In 2020, Britannica estimated that over 4.5 billion people had access to the internet. As that number continues to grow, it is essential that internet bandwidth be distributed fairly across multiple users.
Bandwidth is defined as the maximum amount of data that can be sent over an internet connection in a given amount of time. For any given internet connection, there are likely many users sharing its bandwidth. Consider, for example, the case of a household internet connection with several users with some using streaming services and others using basic services like email. The internet connection must be allocated to each device in a way that is fair while also ensuring sufficient speed. This is achieved through congestion control algorithms.
The internet can be thought of as a water pipe, with congestion control algorithms metering the water connection to balance both speed of delivery (latency) and fairness of quantity (bandwidth). Image used courtesy of CompiraLabs
Recently, however, a team of researchers at MIT found that flaws in network congestion algorithms may be unevenly distributing bandwidth to internet users.

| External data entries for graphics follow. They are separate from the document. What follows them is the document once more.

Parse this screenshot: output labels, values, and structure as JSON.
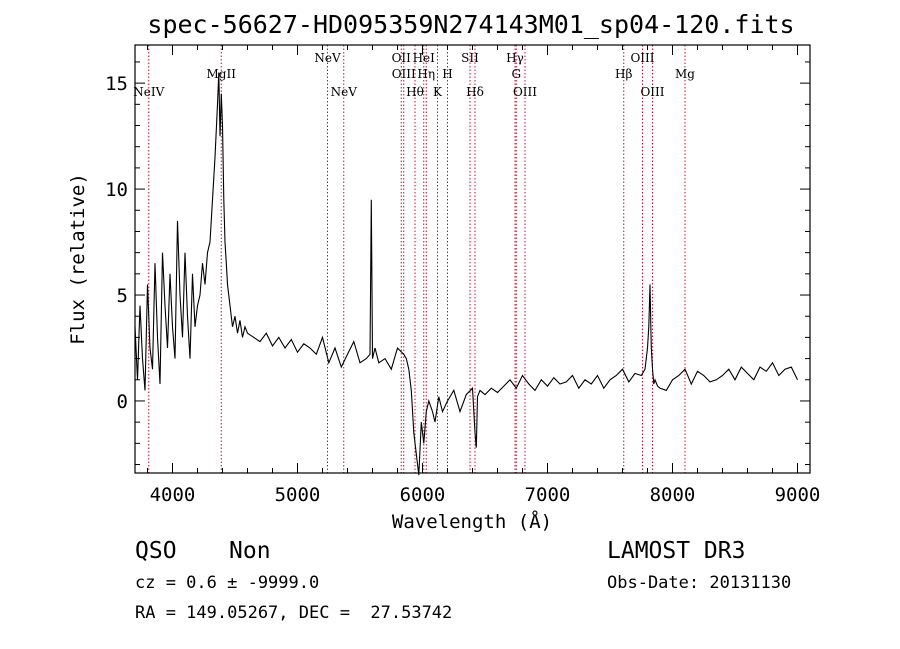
{
  "chart_data": {
    "type": "line",
    "title": "spec-56627-HD095359N274143M01_sp04-120.fits",
    "xlabel": "Wavelength (Å)",
    "ylabel": "Flux (relative)",
    "xlim": [
      3700,
      9100
    ],
    "ylim": [
      -3.4,
      16.8
    ],
    "xticks": [
      4000,
      5000,
      6000,
      7000,
      8000,
      9000
    ],
    "yticks": [
      0,
      5,
      10,
      15
    ],
    "grid": false,
    "legend": "none",
    "line_color": "#000000",
    "marker_line_color": "#c8102e",
    "spectral_lines": [
      {
        "label": "NeIV",
        "wavelength": 3810,
        "row": 3
      },
      {
        "label": "MgII",
        "wavelength": 4390,
        "row": 2
      },
      {
        "label": "NeV",
        "wavelength": 5240,
        "row": 1
      },
      {
        "label": "NeV",
        "wavelength": 5370,
        "row": 3
      },
      {
        "label": "OII",
        "wavelength": 5830,
        "row": 1
      },
      {
        "label": "OIII",
        "wavelength": 5850,
        "row": 2
      },
      {
        "label": "Hθ",
        "wavelength": 5940,
        "row": 3
      },
      {
        "label": "HeI",
        "wavelength": 6010,
        "row": 1
      },
      {
        "label": "Hη",
        "wavelength": 6030,
        "row": 2
      },
      {
        "label": "K",
        "wavelength": 6120,
        "row": 3
      },
      {
        "label": "H",
        "wavelength": 6200,
        "row": 2
      },
      {
        "label": "SII",
        "wavelength": 6380,
        "row": 1
      },
      {
        "label": "Hδ",
        "wavelength": 6420,
        "row": 3
      },
      {
        "label": "Hγ",
        "wavelength": 6740,
        "row": 1
      },
      {
        "label": "G",
        "wavelength": 6750,
        "row": 2
      },
      {
        "label": "OIII",
        "wavelength": 6820,
        "row": 3
      },
      {
        "label": "Hβ",
        "wavelength": 7610,
        "row": 2
      },
      {
        "label": "OIII",
        "wavelength": 7760,
        "row": 1
      },
      {
        "label": "OIII",
        "wavelength": 7840,
        "row": 3
      },
      {
        "label": "Mg",
        "wavelength": 8100,
        "row": 2
      }
    ],
    "series": [
      {
        "x": [
          3700,
          3720,
          3740,
          3760,
          3780,
          3800,
          3820,
          3840,
          3860,
          3880,
          3900,
          3920,
          3940,
          3960,
          3980,
          4000,
          4020,
          4040,
          4060,
          4080,
          4100,
          4120,
          4140,
          4160,
          4180,
          4200,
          4220,
          4240,
          4260,
          4280,
          4300,
          4320,
          4340,
          4360,
          4370,
          4380,
          4390,
          4400,
          4410,
          4420,
          4430,
          4440,
          4460,
          4480,
          4500,
          4520,
          4540,
          4560,
          4580,
          4600,
          4650,
          4700,
          4750,
          4800,
          4850,
          4900,
          4950,
          5000,
          5050,
          5100,
          5150,
          5200,
          5250,
          5300,
          5350,
          5400,
          5450,
          5500,
          5550,
          5580,
          5590,
          5600,
          5620,
          5650,
          5700,
          5750,
          5800,
          5850,
          5870,
          5890,
          5910,
          5930,
          5950,
          5970,
          5990,
          6010,
          6030,
          6050,
          6080,
          6100,
          6130,
          6160,
          6200,
          6250,
          6300,
          6350,
          6400,
          6420,
          6430,
          6440,
          6460,
          6500,
          6550,
          6600,
          6650,
          6700,
          6750,
          6800,
          6850,
          6900,
          6950,
          7000,
          7050,
          7100,
          7150,
          7200,
          7250,
          7300,
          7350,
          7400,
          7450,
          7500,
          7550,
          7600,
          7650,
          7700,
          7750,
          7780,
          7800,
          7810,
          7820,
          7830,
          7840,
          7850,
          7860,
          7880,
          7900,
          7950,
          8000,
          8050,
          8100,
          8150,
          8200,
          8250,
          8300,
          8350,
          8400,
          8450,
          8500,
          8550,
          8600,
          8650,
          8700,
          8750,
          8800,
          8850,
          8900,
          8950,
          9000
        ],
        "y": [
          3.5,
          1.0,
          4.5,
          2.0,
          0.5,
          5.5,
          2.5,
          1.5,
          6.5,
          3.0,
          0.8,
          7.0,
          4.5,
          2.5,
          6.0,
          3.5,
          2.0,
          8.5,
          5.0,
          3.0,
          7.0,
          4.0,
          2.0,
          6.0,
          3.5,
          4.5,
          5.0,
          6.5,
          5.5,
          7.0,
          7.5,
          9.5,
          11.5,
          14.0,
          15.5,
          12.5,
          14.5,
          13.0,
          9.5,
          7.5,
          6.5,
          5.5,
          4.5,
          3.5,
          4.0,
          3.2,
          3.8,
          3.0,
          3.5,
          3.2,
          3.0,
          2.8,
          3.2,
          2.6,
          3.0,
          2.5,
          2.9,
          2.3,
          2.7,
          2.5,
          2.2,
          3.0,
          1.8,
          2.5,
          1.6,
          2.2,
          2.8,
          1.8,
          2.0,
          2.2,
          9.5,
          2.0,
          2.5,
          1.8,
          2.0,
          1.5,
          2.5,
          2.2,
          2.0,
          1.5,
          0.5,
          -1.5,
          -2.5,
          -3.5,
          -1.0,
          -2.0,
          -0.5,
          0.0,
          -0.5,
          -1.0,
          0.2,
          -0.5,
          0.0,
          0.5,
          -0.5,
          0.3,
          0.6,
          -1.5,
          -2.2,
          0.2,
          0.5,
          0.3,
          0.6,
          0.4,
          0.7,
          1.0,
          0.6,
          1.2,
          0.8,
          0.5,
          1.0,
          0.7,
          1.1,
          0.8,
          0.9,
          1.2,
          0.6,
          1.0,
          0.8,
          1.2,
          0.6,
          1.0,
          1.2,
          1.5,
          0.9,
          1.3,
          1.2,
          1.5,
          2.5,
          3.5,
          5.5,
          2.5,
          1.5,
          0.8,
          1.0,
          0.7,
          0.6,
          0.5,
          1.0,
          1.2,
          1.5,
          0.8,
          1.4,
          1.2,
          0.9,
          1.0,
          1.2,
          1.5,
          1.0,
          1.6,
          1.3,
          1.0,
          1.6,
          1.4,
          1.8,
          1.2,
          1.5,
          1.6,
          1.0
        ]
      }
    ]
  },
  "info": {
    "class": "QSO",
    "subclass": "Non",
    "survey": "LAMOST DR3",
    "cz": "cz = 0.6 ± -9999.0",
    "obs_date": "Obs-Date: 20131130",
    "coords": "RA = 149.05267, DEC =  27.53742"
  }
}
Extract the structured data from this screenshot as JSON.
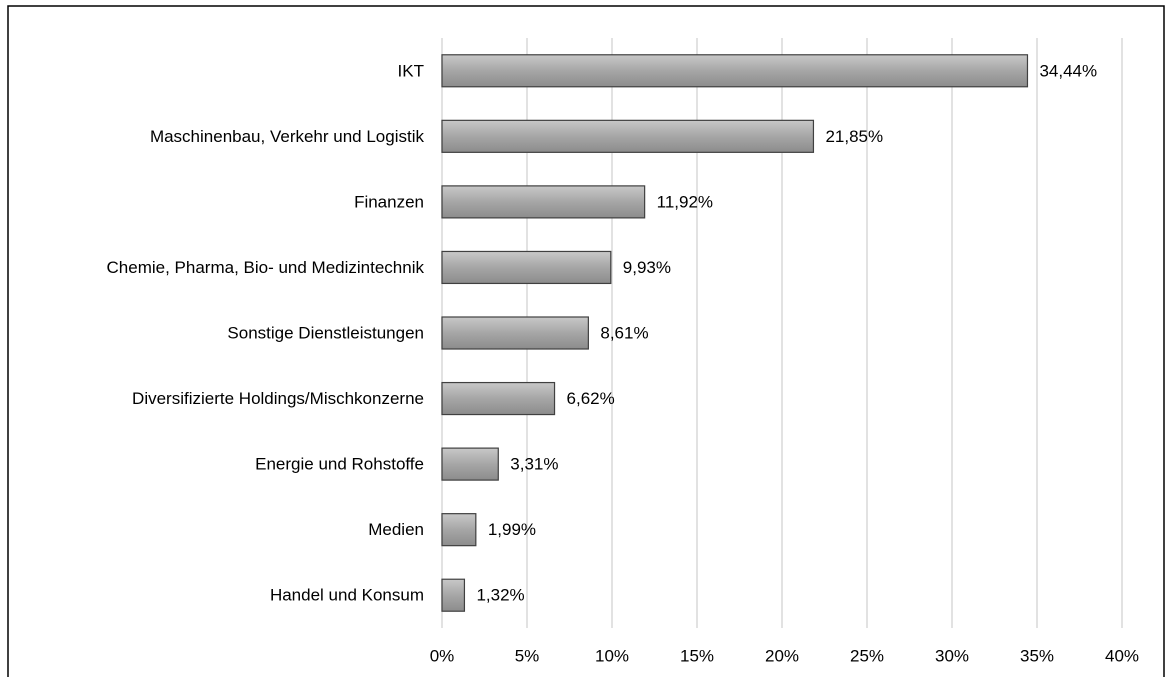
{
  "chart_data": {
    "type": "barh",
    "categories": [
      "IKT",
      "Maschinenbau, Verkehr und Logistik",
      "Finanzen",
      "Chemie, Pharma, Bio- und Medizintechnik",
      "Sonstige Dienstleistungen",
      "Diversifizierte Holdings/Mischkonzerne",
      "Energie und Rohstoffe",
      "Medien",
      "Handel und Konsum"
    ],
    "values": [
      34.44,
      21.85,
      11.92,
      9.93,
      8.61,
      6.62,
      3.31,
      1.99,
      1.32
    ],
    "value_labels": [
      "34,44%",
      "21,85%",
      "11,92%",
      "9,93%",
      "8,61%",
      "6,62%",
      "3,31%",
      "1,99%",
      "1,32%"
    ],
    "color": "#a6a6a6",
    "xlim": [
      0,
      40
    ],
    "xticks": [
      {
        "value": 0,
        "label": "0%"
      },
      {
        "value": 5,
        "label": "5%"
      },
      {
        "value": 10,
        "label": "10%"
      },
      {
        "value": 15,
        "label": "15%"
      },
      {
        "value": 20,
        "label": "20%"
      },
      {
        "value": 25,
        "label": "25%"
      },
      {
        "value": 30,
        "label": "30%"
      },
      {
        "value": 35,
        "label": "35%"
      },
      {
        "value": 40,
        "label": "40%"
      }
    ],
    "grid": true
  }
}
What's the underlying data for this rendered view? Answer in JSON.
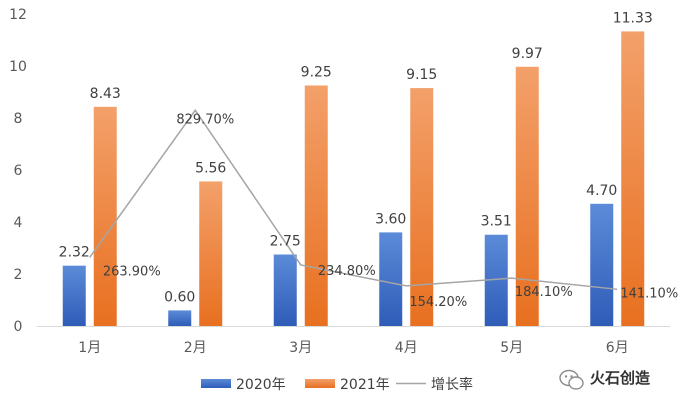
{
  "chart_data": {
    "type": "bar",
    "categories": [
      "1月",
      "2月",
      "3月",
      "4月",
      "5月",
      "6月"
    ],
    "series": [
      {
        "name": "2020年",
        "type": "bar",
        "color": "#4472C4",
        "values": [
          2.32,
          0.6,
          2.75,
          3.6,
          3.51,
          4.7
        ],
        "labels": [
          "2.32",
          "0.60",
          "2.75",
          "3.60",
          "3.51",
          "4.70"
        ]
      },
      {
        "name": "2021年",
        "type": "bar",
        "color": "#ED7D31",
        "values": [
          8.43,
          5.56,
          9.25,
          9.15,
          9.97,
          11.33
        ],
        "labels": [
          "8.43",
          "5.56",
          "9.25",
          "9.15",
          "9.97",
          "11.33"
        ]
      },
      {
        "name": "增长率",
        "type": "line",
        "color": "#A5A5A5",
        "values": [
          263.9,
          829.7,
          234.8,
          154.2,
          184.1,
          141.1
        ],
        "labels": [
          "263.90%",
          "829.70%",
          "234.80%",
          "154.20%",
          "184.10%",
          "141.10%"
        ]
      }
    ],
    "yticks": [
      "0",
      "2",
      "4",
      "6",
      "8",
      "10",
      "12"
    ],
    "ylim": [
      0,
      12
    ],
    "y2lim": [
      0,
      1200
    ],
    "grid": false,
    "legend_position": "bottom"
  },
  "watermark": {
    "text": "火石创造"
  }
}
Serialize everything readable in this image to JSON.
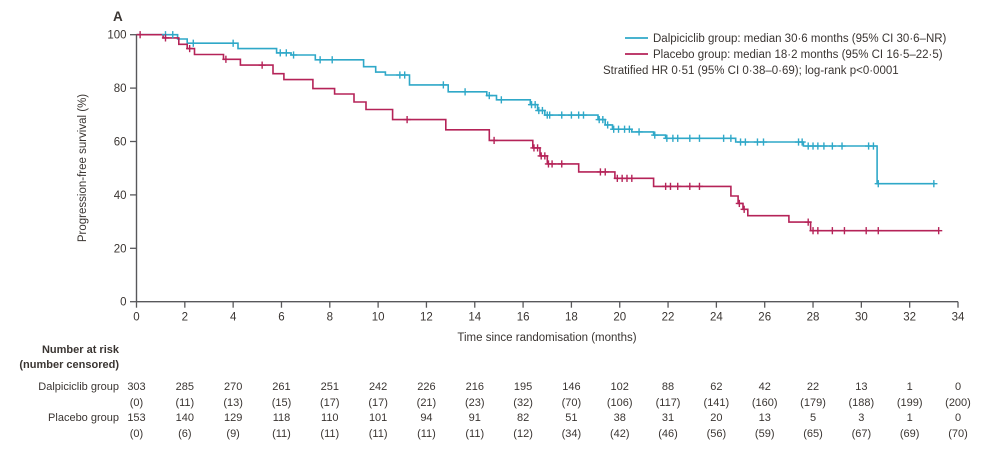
{
  "panel_label": "A",
  "colors": {
    "dalpiciclib": "#2FA8C8",
    "placebo": "#B52358",
    "axis_line": "#58585B",
    "text": "#3A3532"
  },
  "legend": {
    "entries": [
      {
        "key": "dalpiciclib",
        "label": "Dalpiciclib group: median 30·6 months (95% CI 30·6–NR)"
      },
      {
        "key": "placebo",
        "label": "Placebo group: median 18·2 months (95% CI 16·5–22·5)"
      }
    ],
    "note": "Stratified HR 0·51 (95% CI 0·38–0·69); log-rank p<0·0001"
  },
  "chart_data": {
    "type": "line",
    "subtype": "kaplan-meier-step",
    "title": "",
    "xlabel": "Time since randomisation (months)",
    "ylabel": "Progression-free survival (%)",
    "xlim": [
      0,
      34
    ],
    "ylim": [
      0,
      100
    ],
    "xticks": [
      0,
      2,
      4,
      6,
      8,
      10,
      12,
      14,
      16,
      18,
      20,
      22,
      24,
      26,
      28,
      30,
      32,
      34
    ],
    "yticks": [
      0,
      20,
      40,
      60,
      80,
      100
    ],
    "grid": false,
    "legend_position": "top-right",
    "series": [
      {
        "name": "Dalpiciclib group",
        "color_key": "dalpiciclib",
        "median_months": "30·6",
        "ci": "30·6–NR",
        "steps": [
          [
            0,
            100
          ],
          [
            1.7,
            98.4
          ],
          [
            2.1,
            96.8
          ],
          [
            4.2,
            94.8
          ],
          [
            5.8,
            93.2
          ],
          [
            6.4,
            92.4
          ],
          [
            7.4,
            90.6
          ],
          [
            9.4,
            88.0
          ],
          [
            9.9,
            86.0
          ],
          [
            10.3,
            84.9
          ],
          [
            11.3,
            81.2
          ],
          [
            12.9,
            78.6
          ],
          [
            14.5,
            77.2
          ],
          [
            14.9,
            75.6
          ],
          [
            16.3,
            73.8
          ],
          [
            16.6,
            71.6
          ],
          [
            16.9,
            69.9
          ],
          [
            19.1,
            68.2
          ],
          [
            19.4,
            66.2
          ],
          [
            19.7,
            64.6
          ],
          [
            20.5,
            63.6
          ],
          [
            21.4,
            62.4
          ],
          [
            21.9,
            61.2
          ],
          [
            24.8,
            59.8
          ],
          [
            27.6,
            58.3
          ],
          [
            30.65,
            44.2
          ],
          [
            33.05,
            44.2
          ]
        ],
        "censors": [
          [
            1.2,
            100
          ],
          [
            1.5,
            100
          ],
          [
            2.35,
            96.8
          ],
          [
            4.0,
            96.8
          ],
          [
            5.95,
            93.2
          ],
          [
            6.2,
            93.2
          ],
          [
            6.5,
            92.4
          ],
          [
            7.6,
            90.6
          ],
          [
            8.1,
            90.6
          ],
          [
            10.9,
            84.9
          ],
          [
            11.1,
            84.9
          ],
          [
            12.7,
            81.2
          ],
          [
            13.6,
            78.6
          ],
          [
            14.6,
            77.2
          ],
          [
            15.1,
            75.6
          ],
          [
            16.35,
            73.8
          ],
          [
            16.5,
            73.8
          ],
          [
            16.65,
            71.6
          ],
          [
            16.8,
            71.6
          ],
          [
            17.0,
            69.9
          ],
          [
            17.1,
            69.9
          ],
          [
            17.6,
            69.9
          ],
          [
            18.0,
            69.9
          ],
          [
            18.3,
            69.9
          ],
          [
            18.5,
            69.9
          ],
          [
            19.15,
            68.2
          ],
          [
            19.3,
            68.2
          ],
          [
            19.5,
            66.2
          ],
          [
            19.75,
            64.6
          ],
          [
            19.95,
            64.6
          ],
          [
            20.2,
            64.6
          ],
          [
            20.4,
            64.6
          ],
          [
            20.8,
            63.6
          ],
          [
            21.45,
            62.4
          ],
          [
            21.95,
            61.2
          ],
          [
            22.2,
            61.2
          ],
          [
            22.4,
            61.2
          ],
          [
            22.9,
            61.2
          ],
          [
            23.3,
            61.2
          ],
          [
            24.3,
            61.2
          ],
          [
            24.6,
            61.2
          ],
          [
            25.0,
            59.8
          ],
          [
            25.2,
            59.8
          ],
          [
            25.7,
            59.8
          ],
          [
            25.95,
            59.8
          ],
          [
            27.4,
            59.8
          ],
          [
            27.55,
            59.8
          ],
          [
            27.8,
            58.3
          ],
          [
            28.0,
            58.3
          ],
          [
            28.2,
            58.3
          ],
          [
            28.45,
            58.3
          ],
          [
            28.8,
            58.3
          ],
          [
            29.2,
            58.3
          ],
          [
            30.3,
            58.3
          ],
          [
            30.5,
            58.3
          ],
          [
            30.7,
            44.2
          ],
          [
            33.0,
            44.2
          ]
        ]
      },
      {
        "name": "Placebo group",
        "color_key": "placebo",
        "median_months": "18·2",
        "ci": "16·5–22·5",
        "steps": [
          [
            0,
            100
          ],
          [
            1.1,
            98.8
          ],
          [
            1.75,
            96.4
          ],
          [
            2.1,
            94.8
          ],
          [
            2.4,
            92.6
          ],
          [
            3.6,
            90.8
          ],
          [
            4.3,
            88.6
          ],
          [
            5.65,
            85.4
          ],
          [
            6.1,
            83.2
          ],
          [
            7.3,
            79.8
          ],
          [
            8.2,
            77.8
          ],
          [
            9.0,
            74.8
          ],
          [
            9.5,
            72.0
          ],
          [
            10.6,
            68.2
          ],
          [
            12.8,
            64.4
          ],
          [
            14.6,
            60.4
          ],
          [
            16.4,
            57.6
          ],
          [
            16.7,
            54.6
          ],
          [
            17.0,
            51.6
          ],
          [
            18.3,
            48.6
          ],
          [
            19.8,
            46.2
          ],
          [
            21.4,
            43.2
          ],
          [
            24.6,
            39.6
          ],
          [
            24.9,
            36.8
          ],
          [
            25.1,
            34.6
          ],
          [
            25.3,
            32.2
          ],
          [
            27.0,
            29.8
          ],
          [
            27.9,
            26.6
          ],
          [
            33.2,
            26.6
          ]
        ],
        "censors": [
          [
            0.15,
            100
          ],
          [
            1.2,
            98.8
          ],
          [
            2.2,
            94.8
          ],
          [
            3.7,
            90.8
          ],
          [
            5.2,
            88.6
          ],
          [
            11.2,
            68.2
          ],
          [
            14.8,
            60.4
          ],
          [
            16.45,
            57.6
          ],
          [
            16.6,
            57.6
          ],
          [
            16.75,
            54.6
          ],
          [
            16.9,
            54.6
          ],
          [
            17.05,
            51.6
          ],
          [
            17.2,
            51.6
          ],
          [
            17.6,
            51.6
          ],
          [
            19.2,
            48.6
          ],
          [
            19.4,
            48.6
          ],
          [
            19.9,
            46.2
          ],
          [
            20.1,
            46.2
          ],
          [
            20.3,
            46.2
          ],
          [
            20.5,
            46.2
          ],
          [
            21.9,
            43.2
          ],
          [
            22.1,
            43.2
          ],
          [
            22.4,
            43.2
          ],
          [
            22.9,
            43.2
          ],
          [
            23.3,
            43.2
          ],
          [
            24.95,
            36.8
          ],
          [
            25.15,
            34.6
          ],
          [
            27.8,
            29.8
          ],
          [
            28.0,
            26.6
          ],
          [
            28.2,
            26.6
          ],
          [
            28.8,
            26.6
          ],
          [
            29.3,
            26.6
          ],
          [
            30.2,
            26.6
          ],
          [
            30.7,
            26.6
          ],
          [
            33.2,
            26.6
          ]
        ]
      }
    ]
  },
  "risk_table": {
    "header_line1": "Number at risk",
    "header_line2": "(number censored)",
    "timepoints": [
      0,
      2,
      4,
      6,
      8,
      10,
      12,
      14,
      16,
      18,
      20,
      22,
      24,
      26,
      28,
      30,
      32,
      34
    ],
    "rows": [
      {
        "label": "Dalpiciclib group",
        "at_risk": [
          303,
          285,
          270,
          261,
          251,
          242,
          226,
          216,
          195,
          146,
          102,
          88,
          62,
          42,
          22,
          13,
          1,
          0
        ],
        "censored": [
          0,
          11,
          13,
          15,
          17,
          17,
          21,
          23,
          32,
          70,
          106,
          117,
          141,
          160,
          179,
          188,
          199,
          200
        ]
      },
      {
        "label": "Placebo group",
        "at_risk": [
          153,
          140,
          129,
          118,
          110,
          101,
          94,
          91,
          82,
          51,
          38,
          31,
          20,
          13,
          5,
          3,
          1,
          0
        ],
        "censored": [
          0,
          6,
          9,
          11,
          11,
          11,
          11,
          11,
          12,
          34,
          42,
          46,
          56,
          59,
          65,
          67,
          69,
          70
        ]
      }
    ]
  }
}
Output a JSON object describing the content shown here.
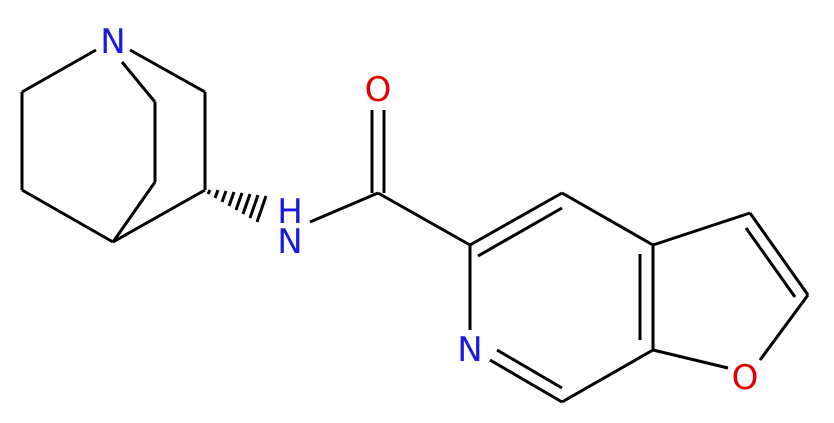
{
  "atoms": [
    {
      "label": "N"
    },
    {
      "label": "H"
    },
    {
      "label": "N"
    },
    {
      "label": "O"
    },
    {
      "label": "N"
    },
    {
      "label": "O"
    }
  ]
}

How Congestion Control Algorithms Can Cause Network “Starvation”
Since congestion control algorithms are critical to sharing the modern internet, researchers have invested heavily in optimizing and streamlining them. In 2017, Google engineers developed the BBR (bottleneck bandwidth and round-trip propagation time) congestion control algorithm (CCA), which was later deployed in 2019 by Amazon Cloudfront.
However, MIT researchers have recently published a study that asserts that BBR and similar “delay-bounding” congestion control algorithms cannot always avoid a scenario known as bandwidth starvation. Starvation in this context refers to one connected device hogging available bandwidth and consequently blocking another connected device from accessing minimal or any bandwidth at all.
Delay-bounding congestion control algorithms work by adjusting their congestion window, typically defined as the number of packets a device is allowed to send out into the network at a given time, by measuring the round-trip time (RTT) of the network. RTT is defined as the duration between when a packet is sent out from a device to when an acknowledgment is received by a remote server.
Illustration of round-trip time (RTT). Image used courtesy of StormIT
MIT Discovers Roadblock in Network Distribution
Recently, MIT proved that delay-bounded CCAs can result in starvation. In a published study, the researchers pointed out that delay-bounded congestion control algorithms are also "delay-convergent," meaning they converge to an RTT that oscillates between two values over time.
Delay-convergent property of delay-bounded congestion control algorithm. Image used courtesy of MIT
Using formal mathematics, the MIT researchers showed that if a delay-bounded (convergent) algorithm operates on two different real-world links (for instance, two different devices sharing a connection), they can converge to vastly different sending rates. In other words, one of the links can be starved of bandwidth.
Two different links converge to different sending rates when delay-convergent CCA is used. Image used courtesy of MIT
This occurs because of network “jitter”—delays in the network not caused by congestion but by other random events. When the jitter for two different links deviates, delay-convergent algorithms converge to an RTT, which may not reflect the actual congestion present on the link.
Improving Congestion Control Algorithms
According to Mohammed Alizadeh, associate professor of electrical engineering and computer science at MIT, one way to resolve this issue is to design an algorithm in which the oscillation converges to an RTT range greater than the jitter present on a link. Alizadeh also asserts that current delay-convergent CCAs almost always result in starvation under certain scenarios. Future CCAs will have to take this behavior into account to avoid bandwidth starvation.